Dealing with a narcissist
And going forward, it’s key to protect yourself from the damaging traits a narcissist exhibits. The book says, “The key is to limit the frequency, duration and intensity of the abuse you face and feel.” In other words, keep your distance to protect yourself”.
And as hard as it may be, part of dealing with a narcissist also involves understanding that many of their feelings come from deep insecurities. Whenever they try to belittle or manipulate you, try and keep this in mind. Try and detach yourself from the feelings the narcissist evokes in you. Marianne advises, “Sometimes it helps to think of this person as being two years old on the inside.”
She also advises setting boundaries, and learning how to say no. In a series of steps, Marianne writes, “Clearly state your refusal and communicate your intentions. Acknowledge the other person’s needs or wishes.
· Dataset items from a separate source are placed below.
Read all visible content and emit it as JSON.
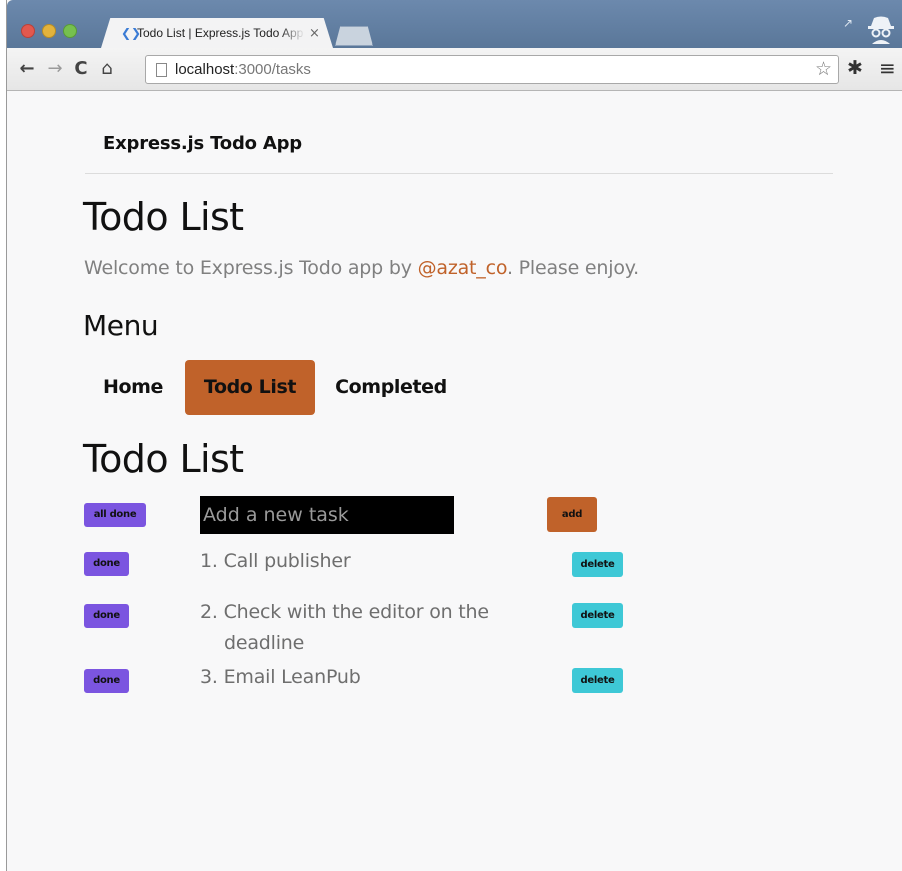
{
  "browser": {
    "tab_title": "Todo List | Express.js Todo App",
    "url_host": "localhost",
    "url_rest": ":3000/tasks",
    "close_glyph": "×"
  },
  "navbar": {
    "brand": "Express.js Todo App"
  },
  "page": {
    "title": "Todo List",
    "lead_prefix": "Welcome to Express.js Todo app by ",
    "lead_link": "@azat_co",
    "lead_suffix": ". Please enjoy."
  },
  "menu": {
    "heading": "Menu",
    "items": [
      "Home",
      "Todo List",
      "Completed"
    ],
    "active": "Todo List"
  },
  "todo": {
    "heading": "Todo List",
    "all_done_label": "all done",
    "input_placeholder": "Add a new task",
    "add_label": "add",
    "tasks": [
      {
        "number": "1.",
        "text": "Call publisher",
        "done_label": "done",
        "delete_label": "delete"
      },
      {
        "number": "2.",
        "text_line1": "Check with the editor on the",
        "text_line2": "deadline",
        "done_label": "done",
        "delete_label": "delete"
      },
      {
        "number": "3.",
        "text": "Email LeanPub",
        "done_label": "done",
        "delete_label": "delete"
      }
    ]
  },
  "colors": {
    "accent": "#c0622a",
    "done_button": "#7b55e0",
    "delete_button": "#3ec8d6"
  }
}
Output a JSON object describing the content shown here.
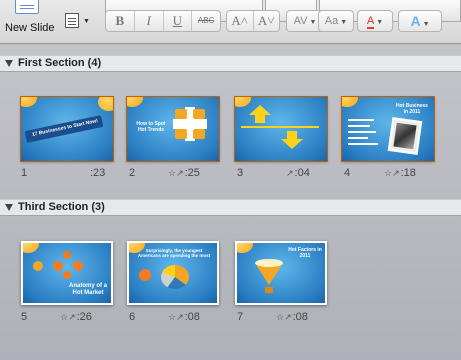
{
  "toolbar": {
    "new_slide_label": "New Slide",
    "format_buttons": [
      "B",
      "I",
      "U",
      "ABC"
    ],
    "size_buttons": [
      "A˄",
      "A˅"
    ],
    "spacing_button": "AV",
    "aa_button": "Aa",
    "font_color_button": "A",
    "text_effects_button": "A"
  },
  "sections": [
    {
      "name": "First Section (4)",
      "slides": [
        {
          "number": "1",
          "meta": ":23",
          "icons": "",
          "title": "17 Businesses to Start Now!",
          "selected": true
        },
        {
          "number": "2",
          "meta": ":25",
          "icons": "☆↗",
          "title": "How to Spot Hot Trends",
          "selected": true
        },
        {
          "number": "3",
          "meta": ":04",
          "icons": "↗",
          "title": "",
          "selected": true
        },
        {
          "number": "4",
          "meta": ":18",
          "icons": "☆↗",
          "title": "Hot Business in 2011",
          "selected": true
        }
      ]
    },
    {
      "name": "Third Section (3)",
      "slides": [
        {
          "number": "5",
          "meta": ":26",
          "icons": "☆↗",
          "title": "Anatomy of a Hot Market",
          "selected": false
        },
        {
          "number": "6",
          "meta": ":08",
          "icons": "☆↗",
          "title": "Surprisingly, the youngest Americans are spending the most",
          "selected": false
        },
        {
          "number": "7",
          "meta": ":08",
          "icons": "☆↗",
          "title": "Hot Factors in 2011",
          "selected": false
        }
      ]
    }
  ],
  "colors": {
    "selection": "#f08a24",
    "slide_blue": "#2a7ec3",
    "accent_orange": "#f5a623"
  }
}
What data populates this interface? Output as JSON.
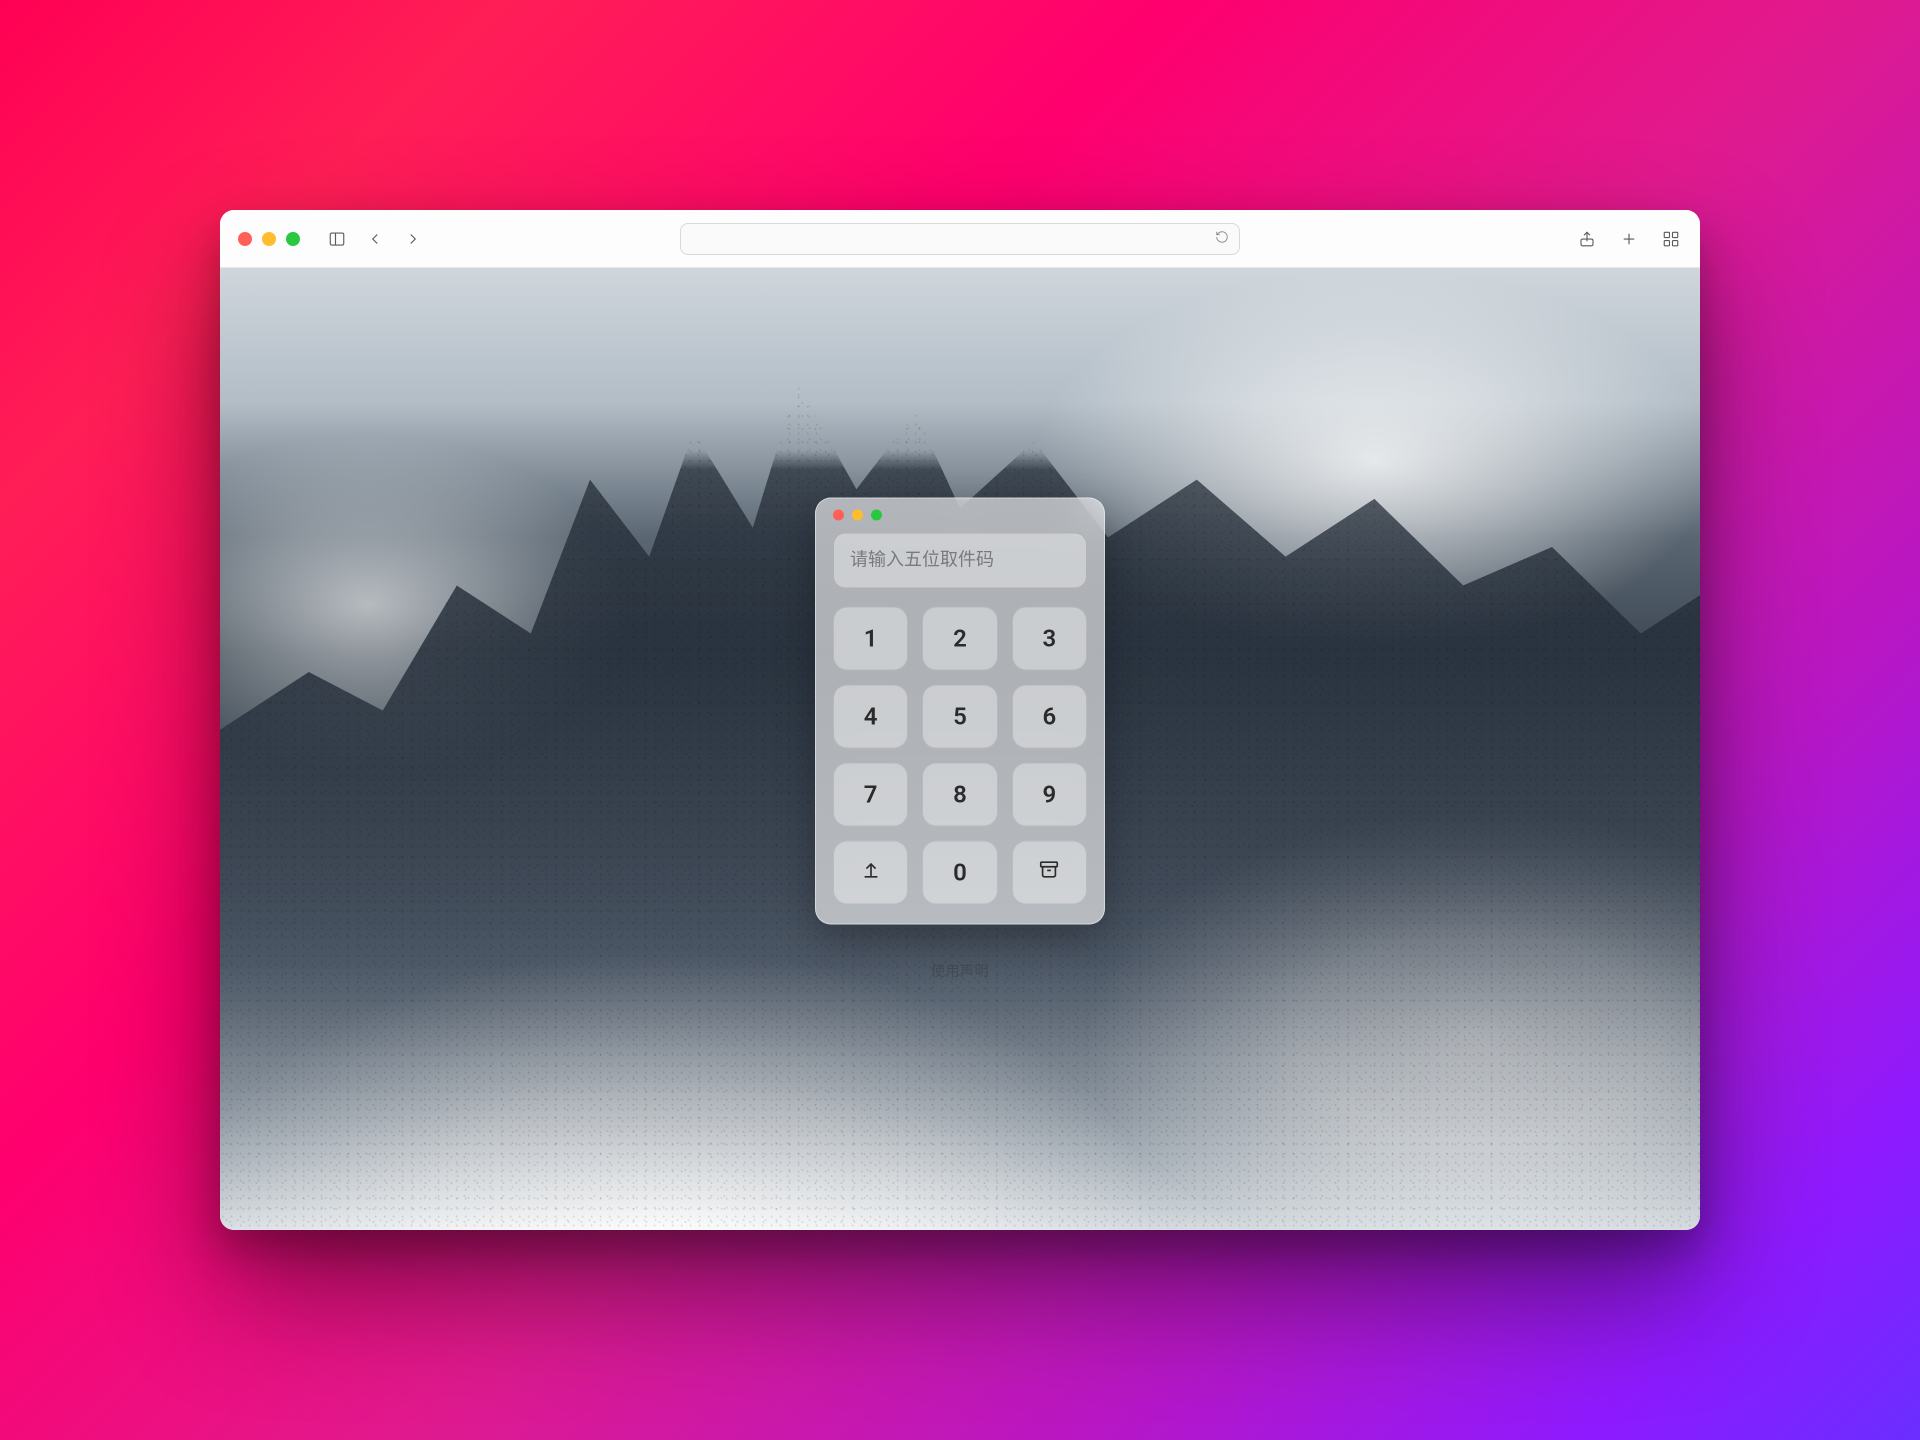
{
  "browser": {
    "address_value": "",
    "address_placeholder": ""
  },
  "panel": {
    "input_placeholder": "请输入五位取件码",
    "input_value": "",
    "keys": [
      "1",
      "2",
      "3",
      "4",
      "5",
      "6",
      "7",
      "8",
      "9",
      "upload",
      "0",
      "archive"
    ]
  },
  "footer": {
    "text": "使用声明"
  },
  "icons": {
    "upload": "upload-icon",
    "archive": "archive-icon"
  }
}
People like to know they have been understood. State the reason for your refusal. Be as clear as possible. Cultivate reciprocal relationships.”
Another intriguing technique is what Marianne Vicelich calles ‘The Mirror Technique’. Essentially, what it means is to mirror the narcissists behaviour back to them. She says, “This technique forces the narcissist to see their behaviour up close and personal as the toxic behaviour is reflected back at them This means if they yell, yell back. Most of the time they will be shocked at your behaviour and wonder why you are acting to horribly towards them.”
While it might be tricky, and may involve a fierce battle of wills – dealing with a narcissist is possible, and in the end, can help you come out the other side stronger than before.